Dans son œuvre, Santos mobilise une iconographie complexe à la fois personnelle, créative et religieuse qu’iel synthétise par sa pratique du dessin automatique. De près, on découvre les images imprimées d’Anaisa Pye et de Belíe Belcán (les versions syncrétiques de sainte Anne et de saint Michel, respectivement), des figures populaires et aisément reconnaissables de Las 21 Divisiones qui apparaissent souvent côte à côte dans les foyers.1 En fait, bon nombre des images issues du dessin automatique, les personnages aux poses dynamiques et la cigarette, sont également des aspects des deux loas (ou esprits) de l’autel. Juxtaposées aux figures tirées de la mémoire et de l’imagination de l’artiste, ces images imprimées qui proviennent d’Internet, représentent son seul moyen d’accéder à ses racines religieuses, spirituelles et familiales. C’est le nœud du conflit souterrain exploré dans cette œuvre, ce que Santos décrit comme les « degrés de séparation, » un profond sentiment d’isolement qu’iel ressent comme personne non binaire et biraciale subissant les contrecoups de la colonisation.2 Ici, les dessins intuitifs et libres, tracés de manière automatique, correspondent à ces différentes « dimensions » que sont l’identité, la spiritualité, le genre et la mémoire. Le geste, par lequel l’artiste les assemble, est une manifestation physique de son désir de réconcilier et de faire converger ces aspects divergents de soi.

Dans son studio, à deux heures du matin, Santos ressent un sentiment de plénitude et de limpidité après avoir mis la dernière touche à cette œuvre.

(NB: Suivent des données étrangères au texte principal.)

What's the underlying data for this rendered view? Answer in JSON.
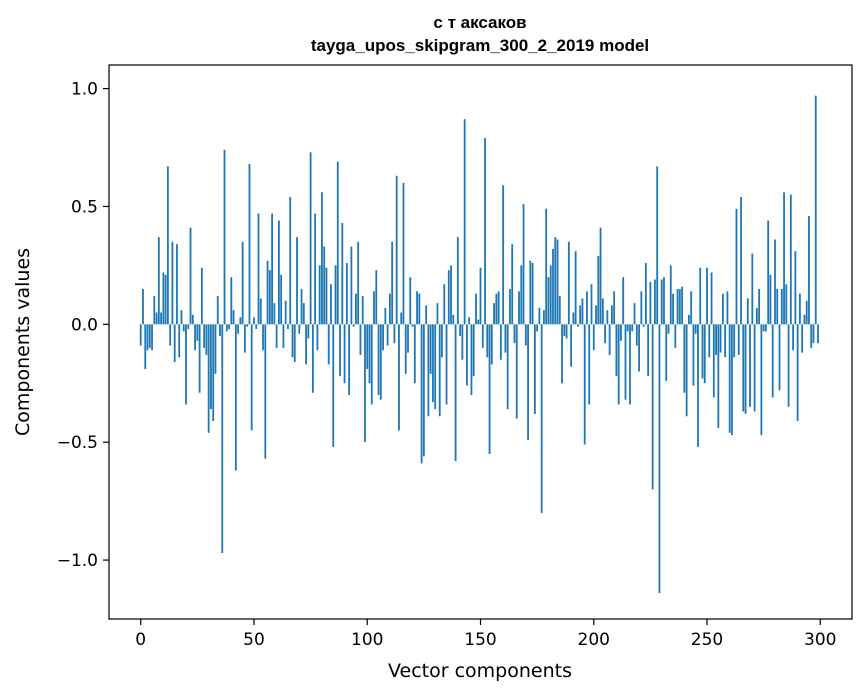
{
  "chart_data": {
    "type": "bar",
    "title": "с т аксаков",
    "subtitle": "tayga_upos_skipgram_300_2_2019 model",
    "xlabel": "Vector components",
    "ylabel": "Components values",
    "xlim": [
      -14,
      314
    ],
    "ylim": [
      -1.25,
      1.1
    ],
    "xticks": [
      0,
      50,
      100,
      150,
      200,
      250,
      300
    ],
    "yticks": [
      -1.0,
      -0.5,
      0.0,
      0.5,
      1.0
    ],
    "ytick_labels": [
      "−1.0",
      "−0.5",
      "0.0",
      "0.5",
      "1.0"
    ],
    "bar_color": "#1f77b4",
    "values": [
      -0.09,
      0.15,
      -0.19,
      -0.11,
      -0.1,
      -0.11,
      0.12,
      0.05,
      0.37,
      0.05,
      0.22,
      0.21,
      0.67,
      -0.09,
      0.35,
      -0.16,
      0.34,
      -0.14,
      0.06,
      -0.03,
      -0.34,
      -0.02,
      0.41,
      0.04,
      -0.11,
      -0.07,
      -0.29,
      0.24,
      -0.1,
      -0.13,
      -0.46,
      -0.36,
      -0.41,
      -0.21,
      0.12,
      -0.05,
      -0.97,
      0.74,
      -0.03,
      -0.02,
      0.2,
      0.06,
      -0.62,
      -0.04,
      0.03,
      0.35,
      -0.12,
      -0.01,
      0.68,
      -0.45,
      0.03,
      -0.02,
      0.47,
      0.11,
      -0.11,
      -0.57,
      0.27,
      0.23,
      0.47,
      0.09,
      -0.1,
      0.44,
      0.21,
      -0.1,
      0.1,
      -0.02,
      0.54,
      -0.14,
      -0.16,
      0.37,
      -0.04,
      0.15,
      0.09,
      -0.17,
      -0.06,
      0.73,
      -0.29,
      0.47,
      -0.11,
      0.25,
      0.56,
      0.33,
      0.24,
      -0.17,
      0.17,
      -0.52,
      0.25,
      0.69,
      -0.22,
      0.43,
      -0.25,
      0.26,
      -0.3,
      0.33,
      -0.01,
      0.13,
      0.35,
      -0.13,
      0.12,
      -0.5,
      -0.19,
      -0.25,
      -0.34,
      0.14,
      0.23,
      -0.3,
      -0.32,
      -0.11,
      0.07,
      -0.09,
      0.13,
      0.35,
      -0.08,
      0.63,
      -0.45,
      0.05,
      0.6,
      -0.21,
      -0.12,
      0.2,
      -0.01,
      -0.25,
      0.14,
      0.13,
      -0.59,
      -0.56,
      0.08,
      -0.39,
      -0.21,
      -0.33,
      -0.36,
      0.09,
      -0.39,
      -0.14,
      0.17,
      -0.34,
      0.23,
      0.25,
      0.04,
      -0.58,
      0.37,
      -0.05,
      -0.15,
      0.87,
      -0.26,
      0.03,
      -0.3,
      -0.22,
      0.13,
      0.02,
      0.24,
      -0.1,
      0.79,
      -0.14,
      -0.55,
      -0.17,
      0.09,
      0.13,
      0.14,
      -0.15,
      0.59,
      -0.12,
      -0.36,
      0.15,
      0.34,
      -0.08,
      -0.4,
      0.14,
      0.25,
      0.51,
      -0.09,
      -0.49,
      0.27,
      0.26,
      -0.38,
      -0.03,
      0.07,
      -0.8,
      0.06,
      0.49,
      0.2,
      0.25,
      0.32,
      0.37,
      0.36,
      0.12,
      -0.25,
      -0.05,
      -0.06,
      0.35,
      -0.18,
      0.05,
      0.31,
      -0.01,
      0.08,
      0.11,
      -0.51,
      0.14,
      -0.34,
      0.17,
      -0.11,
      0.08,
      0.29,
      0.41,
      0.11,
      -0.08,
      0.06,
      -0.13,
      0.08,
      0.14,
      -0.22,
      -0.34,
      -0.07,
      0.2,
      -0.32,
      -0.03,
      -0.34,
      -0.03,
      0.09,
      -0.09,
      -0.2,
      0.14,
      -0.01,
      0.26,
      -0.22,
      0.18,
      -0.7,
      0.19,
      0.67,
      -1.14,
      0.19,
      0.2,
      -0.24,
      -0.04,
      0.25,
      0.13,
      -0.1,
      0.15,
      0.15,
      0.16,
      -0.29,
      -0.39,
      0.04,
      0.14,
      -0.26,
      -0.04,
      -0.52,
      0.24,
      -0.23,
      -0.25,
      0.24,
      -0.14,
      0.22,
      -0.31,
      -0.13,
      -0.44,
      -0.12,
      0.13,
      -0.14,
      0.14,
      -0.46,
      -0.47,
      -0.14,
      0.49,
      -0.13,
      0.54,
      -0.37,
      -0.38,
      0.11,
      -0.35,
      0.3,
      -0.37,
      0.07,
      0.15,
      -0.47,
      -0.03,
      -0.03,
      0.44,
      0.21,
      -0.31,
      0.36,
      0.15,
      -0.28,
      0.15,
      0.56,
      0.17,
      -0.35,
      0.55,
      -0.11,
      0.31,
      -0.41,
      0.13,
      -0.12,
      0.04,
      0.1,
      0.46,
      -0.1,
      -0.08,
      0.97,
      -0.08
    ]
  }
}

En ce sens, Basement Altar représente une révélation personnelle que l’artiste partage avec le ou la spectateur.trice dans un moment de vérité et de vulnérabilité.

  1. Hector Salva, “Misterios of las 21 divisiones/Dominican Voudou; Los Misterios or Spirits of Las 21 Divisiones,” consulté le 30 juillet 2021.
  2. Rafa Santos en conversation avec l’auteur en août 2021.
Photo par Guy L’Heureux


Biographie de l’auteur.trice

Artiste visuel interdisciplinaire, Matt J Sanderson pratique la peinture, le dessin, la photographie et le commissariat. Ses travaux sont de nature collaborative, investigatrice et méditative. Travaillant en série, il aime recourir à l’utilisation d’images comme procédé de narration pour explorer les thèmes de l’identité queer, de la mémoire et de la famille retrouvée. Également écrivain, Sanderson entre en relation avec les artistes grâce à des entrevues d’histoire orale. Dans cet espace de partage et d’échanges, de nouveaux liens se créent, et la voix de l’artiste peut s’exprimer pleinement. Sanderson agit actuellement à titre de coordonnateur des expositions du festival étudiant Art Matters de l’Université Concordia.